Émergence des robots sociaux et robots relationnels
Ces nouvelles robotiques annoncent l’avènement des robots sociaux. Si nous n’en sommes aujourd’hui qu’aux balbutiements, sans doute que d’ici 10 ou 20 ans nous nous demanderons comment nous avons pu vivre sans ces petits robots qui nous accompagnent au quotidien et avec qui nous aurons développé des habitudes, voire même une « relation » ?!

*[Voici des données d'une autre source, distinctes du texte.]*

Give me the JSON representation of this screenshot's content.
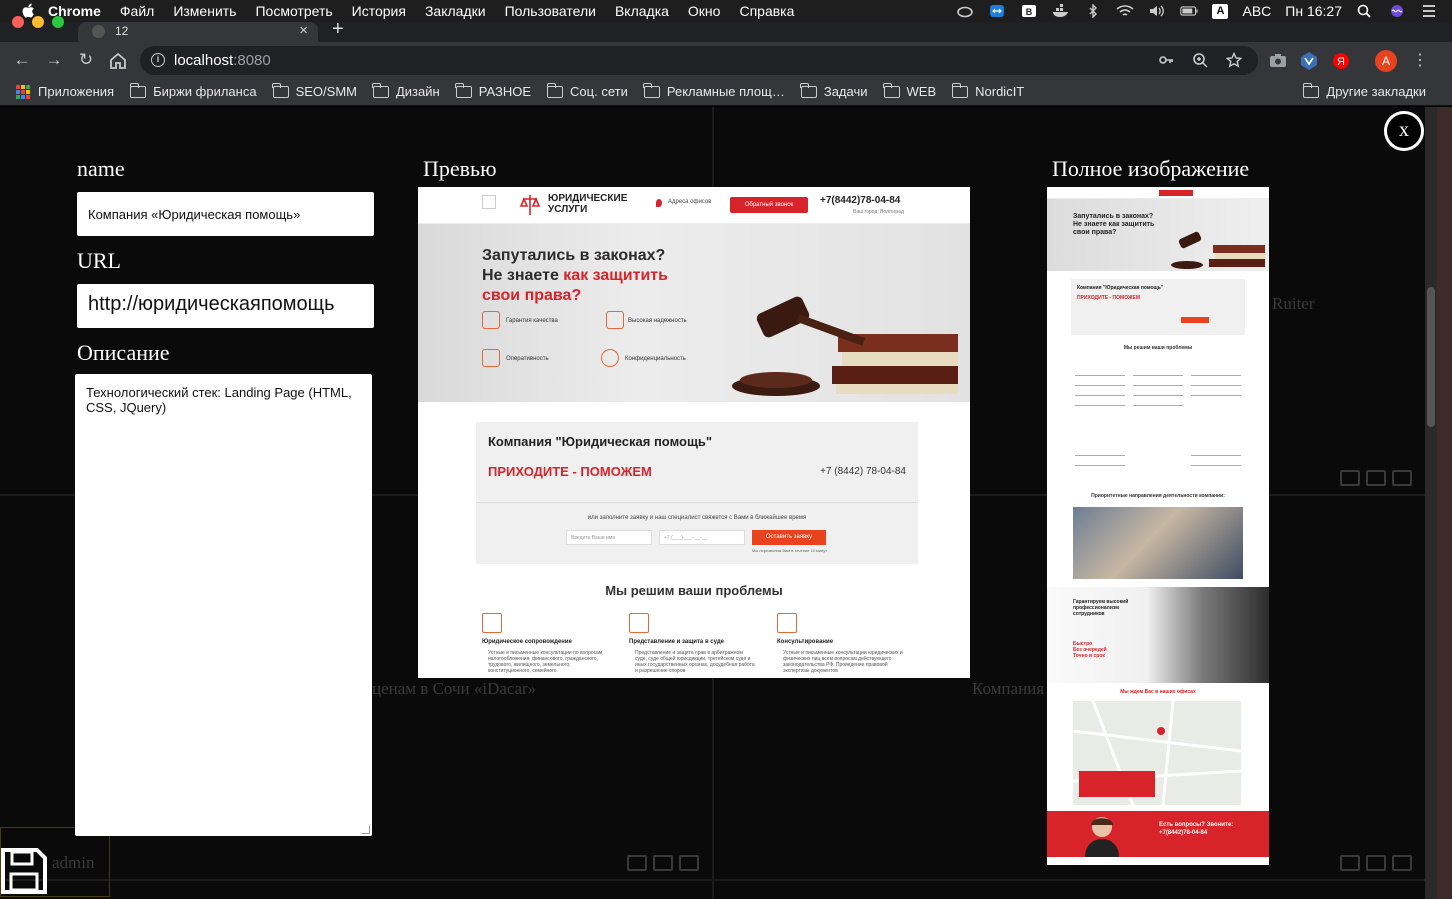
{
  "menubar": {
    "app": "Chrome",
    "items": [
      "Файл",
      "Изменить",
      "Посмотреть",
      "История",
      "Закладки",
      "Пользователи",
      "Вкладка",
      "Окно",
      "Справка"
    ],
    "input_source": "ABC",
    "clock": "Пн 16:27"
  },
  "tab": {
    "title": "12"
  },
  "omnibox": {
    "host": "localhost",
    "port": ":8080"
  },
  "profile": {
    "initial": "А"
  },
  "bookmarks": {
    "apps": "Приложения",
    "folders": [
      "Биржи фриланса",
      "SEO/SMM",
      "Дизайн",
      "РАЗНОЕ",
      "Соц. сети",
      "Рекламные площ…",
      "Задачи",
      "WEB",
      "NordicIT"
    ],
    "other": "Другие закладки"
  },
  "background": {
    "t1": "Ruiter",
    "t2": "ценам в Сочи «iDacar»",
    "t3": "Компания",
    "t4": "admin"
  },
  "modal": {
    "close_label": "x",
    "name_label": "name",
    "name_value": "Компания «Юридическая помощь»",
    "url_label": "URL",
    "url_value": "http://юридическаяпомощь",
    "desc_label": "Описание",
    "desc_value": "Технологический стек: Landing Page (HTML, CSS, JQuery)",
    "preview_label": "Превью",
    "full_label": "Полное изображение"
  },
  "preview": {
    "logo": "ЮРИДИЧЕСКИЕ\nУСЛУГИ",
    "address": "Адреса офисов",
    "callback": "Обратный звонок",
    "phone": "+7(8442)78-04-84",
    "city": "Ваш город: Волгоград",
    "h1a": "Запутались в законах?",
    "h1b": "Не знаете ",
    "h1c": "как защитить",
    "h1d": "свои права?",
    "f1": "Гарантия качества",
    "f2": "Высокая надежность",
    "f3": "Оперативность",
    "f4": "Конфиденциальность",
    "card_title": "Компания \"Юридическая помощь\"",
    "card_sub": "ПРИХОДИТЕ - ПОМОЖЕМ",
    "card_phone": "+7 (8442) 78-04-84",
    "card_note": "или заполните заявку и наш специалист свяжется с Вами в ближайшее время",
    "in_name": "Введите Ваше имя",
    "in_phone": "+7 (___) ___-__-__",
    "btn": "Оставить заявку",
    "small": "Мы перезвоним Вам в течение 10 минут",
    "problems": "Мы решим ваши проблемы",
    "col1_h": "Юридическое сопровождение",
    "col1_t": "Устные и письменные консультации по вопросам налогообложения, финансового, гражданского, трудового, жилищного, земельного, конституционного, семейного",
    "col2_h": "Представление и защита в суде",
    "col2_t": "Представление и защита прав в арбитражном суде, суде общей юрисдикции, третейском суде и иных государственных органах, досудебная работа и разрешение споров",
    "col3_h": "Консультирование",
    "col3_t": "Устные и письменные консультации юридических и физических лиц всем вопросам действующего законодательства РФ. Проведение правовой экспертизы документов"
  },
  "full": {
    "hero": "Запутались в законах?\nНе знаете как защитить\nсвои права?",
    "card": "Компания \"Юридическая помощь\"",
    "card_sub": "ПРИХОДИТЕ - ПОМОЖЕМ",
    "sec1": "Мы решим ваши проблемы",
    "sec2": "Приоритетные направления деятельности компании:",
    "hand1": "Гарантируем высокий профессионализм сотрудников",
    "hand2": "Быстро\nБез очередей\nТочно в срок",
    "sec3": "Мы ждем Вас в наших офисах",
    "cta": "Есть вопросы? Звоните:\n+7(8442)78-04-84"
  }
}
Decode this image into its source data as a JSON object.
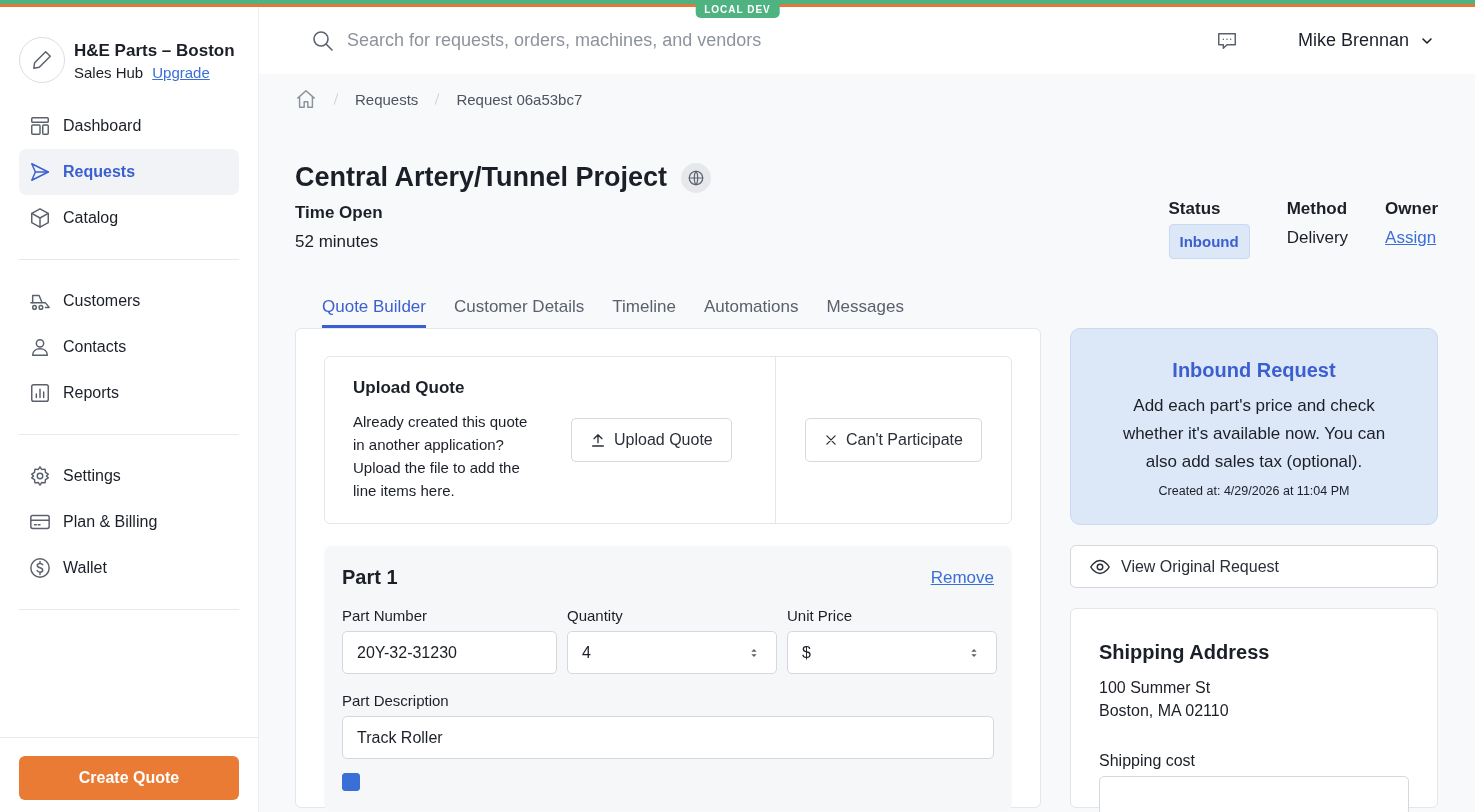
{
  "env_badge": "LOCAL DEV",
  "sidebar": {
    "org": {
      "name": "H&E Parts – Boston",
      "plan": "Sales Hub",
      "upgrade": "Upgrade"
    },
    "groups": [
      [
        {
          "label": "Dashboard",
          "selected": false
        },
        {
          "label": "Requests",
          "selected": true
        },
        {
          "label": "Catalog",
          "selected": false
        }
      ],
      [
        {
          "label": "Customers",
          "selected": false
        },
        {
          "label": "Contacts",
          "selected": false
        },
        {
          "label": "Reports",
          "selected": false
        }
      ],
      [
        {
          "label": "Settings",
          "selected": false
        },
        {
          "label": "Plan & Billing",
          "selected": false
        },
        {
          "label": "Wallet",
          "selected": false
        }
      ]
    ],
    "create_button": "Create Quote"
  },
  "header": {
    "search": {
      "placeholder": "Search for requests, orders, machines, and vendors"
    },
    "user": "Mike Brennan"
  },
  "breadcrumb": [
    "Requests",
    "Request 06a53bc7"
  ],
  "title": "Central Artery/Tunnel Project",
  "time_open": {
    "label": "Time Open",
    "value": "52 minutes"
  },
  "meta": [
    {
      "label": "Status",
      "value": "Inbound",
      "kind": "badge"
    },
    {
      "label": "Method",
      "value": "Delivery",
      "kind": "text"
    },
    {
      "label": "Owner",
      "value": "Assign",
      "kind": "link"
    }
  ],
  "tabs": [
    {
      "label": "Quote Builder",
      "selected": true
    },
    {
      "label": "Customer Details",
      "selected": false
    },
    {
      "label": "Timeline",
      "selected": false
    },
    {
      "label": "Automations",
      "selected": false
    },
    {
      "label": "Messages",
      "selected": false
    }
  ],
  "upload": {
    "title": "Upload Quote",
    "text": "Already created this quote in another application? Upload the file to add the line items here.",
    "upload_button": "Upload Quote",
    "decline_button": "Can't Participate"
  },
  "parts": [
    {
      "title": "Part 1",
      "remove": "Remove",
      "fields": [
        {
          "label": "Part Number",
          "value": "20Y-32-31230",
          "kind": "text"
        },
        {
          "label": "Quantity",
          "value": "4",
          "kind": "number"
        },
        {
          "label": "Unit Price",
          "value": "$",
          "kind": "number"
        }
      ],
      "description": {
        "label": "Part Description",
        "value": "Track Roller"
      },
      "checked": true
    }
  ],
  "info": {
    "title": "Inbound Request",
    "text": "Add each part's price and check whether it's available now. You can also add sales tax (optional).",
    "created": "Created at: 4/29/2026 at 11:04 PM"
  },
  "view_button": "View Original Request",
  "shipping": {
    "title": "Shipping Address",
    "address": [
      "100 Summer St",
      "Boston, MA 02110"
    ],
    "cost_label": "Shipping cost"
  }
}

Ainsi, entre imaginaires (positifs et négatifs) et nouveaux défis éthiques, c’est bien la question du monde dans lequel nous voulons vivre qui se pose. Comme le souligne Catherine Simon, l’innovation de rupture n’est pas réservée aux technologies. C’est bien notre appropriation sociale et culturelle, qui engage et transforme nos systèmes. Les technologies en plus de nous apporter des fonctions supplémentaires de perception, analyses, .... peuvent servir les innovations sociales, économiques et politiques, en expérimentant des modèles basés sur la coopération, la solidarité, le partage ouvert de connaissances, des pratiques communautaires équitables et durables, l’engagement civique et écologique.
C’est maintenant qu’il faut réfléchir à l’impact et à l’intégration des techniques, remettre l’humain au centre de leur utilisation en adéquation avec son lieu, son histoire et sa culture et expérimenter au plus proche du terrain, pour faire de nos futurs robots des « médiateurs d'expériences de vie réussies ».
Et quoi de plus approprié que le design et sa méthodologie pour étudier et anticiper les scénarios d’un monde partagé avec des robots pour créer de nouvelles écologies du vivre ensemble ?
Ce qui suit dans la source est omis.